How was this supposed ‘child’ allowed into the country to murder? And how many of these supposed ‘children’ are actually children and not other 20 something cunts that have fucked off like rats when a wheely bin’s been moved? Will they be found? Like fuck will they. Will they be of an economic benefit to the UK…….NO. Will they add cultural enrichment to society……..no. Unless dragging our towns and cities down to Albanian levels of shit and opening money laundering barbers, nail bars, vape shops and mini marts is what the UK needs more of.

BBC News 1

You will also note, in the story below the BBC have conveniently ‘forgotten’ to mention in the headline he was an illegal immigrant who pretended to be a child to gain access to the UK. Don’t want to blame immigration, eh BBC?

BBC News 2

Lockdown Dogs and their Owners

Ok, not all of them. But there’s a high proportion of cunts in this category. When the lockdown got going, people bought dogs en masse, either as company or as a reason to exercise outdoors. I estimate that during the years 2020 to 2022 the population of dogs trebled or quadrupled in my small – mostly-commuter – town.

By far the majority of the newcomers were silly little breeds chosen for their cuteness rather than any other desirable canine trait. Little furballs with big eyes, a plague of springer spaniels (possibly the stupidest canine on the planet), bizarre monstrosities with bat ears and breathing difficulties. And a miniature schnauzer, which yaps continuously – I do mean continuously – loudly and penetratingly, at C above top C for the duration of its daily walk round the houses. Schnauzers do this, apparently. Grin and bear it, neighbours.

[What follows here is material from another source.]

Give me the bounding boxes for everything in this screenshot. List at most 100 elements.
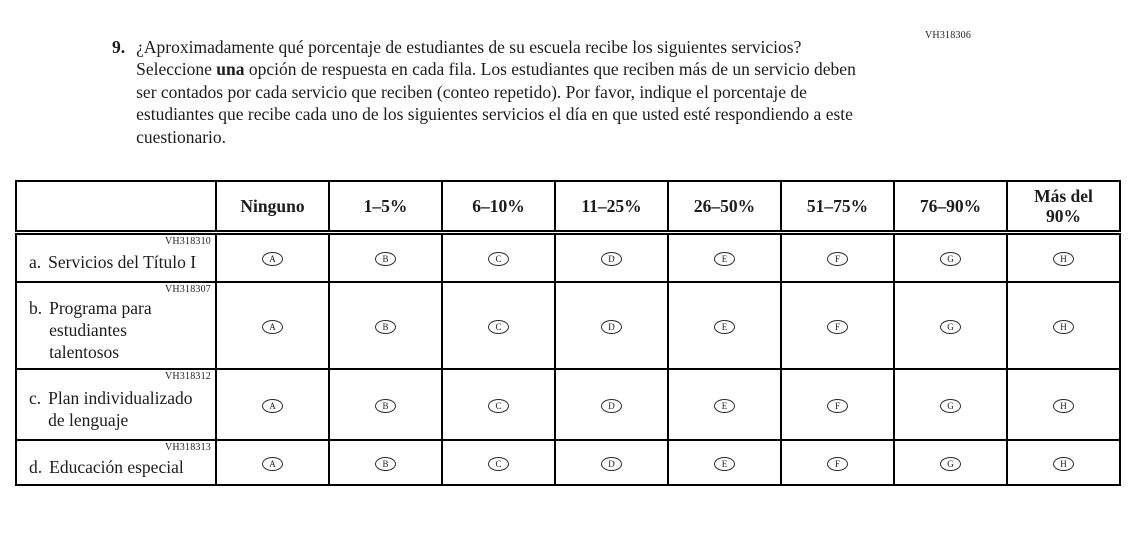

Ok, whatever turns you on. Dodgy Irish breeders of cockadoodles (is this right?), fill your boots. Likewise the purveyors of shitebags, harnesses, extending leads, toys, food, insurance and extortionate veterinary services. They may not have been factored into the initial decision to buy the dog. But they mount up. With the result that a dog may not be just for Christmas, but it sure as hell can be just for Covid:

Sky News

Cunts, ladies, gentlemen and persons of indeterminate gender or none. Just cunts.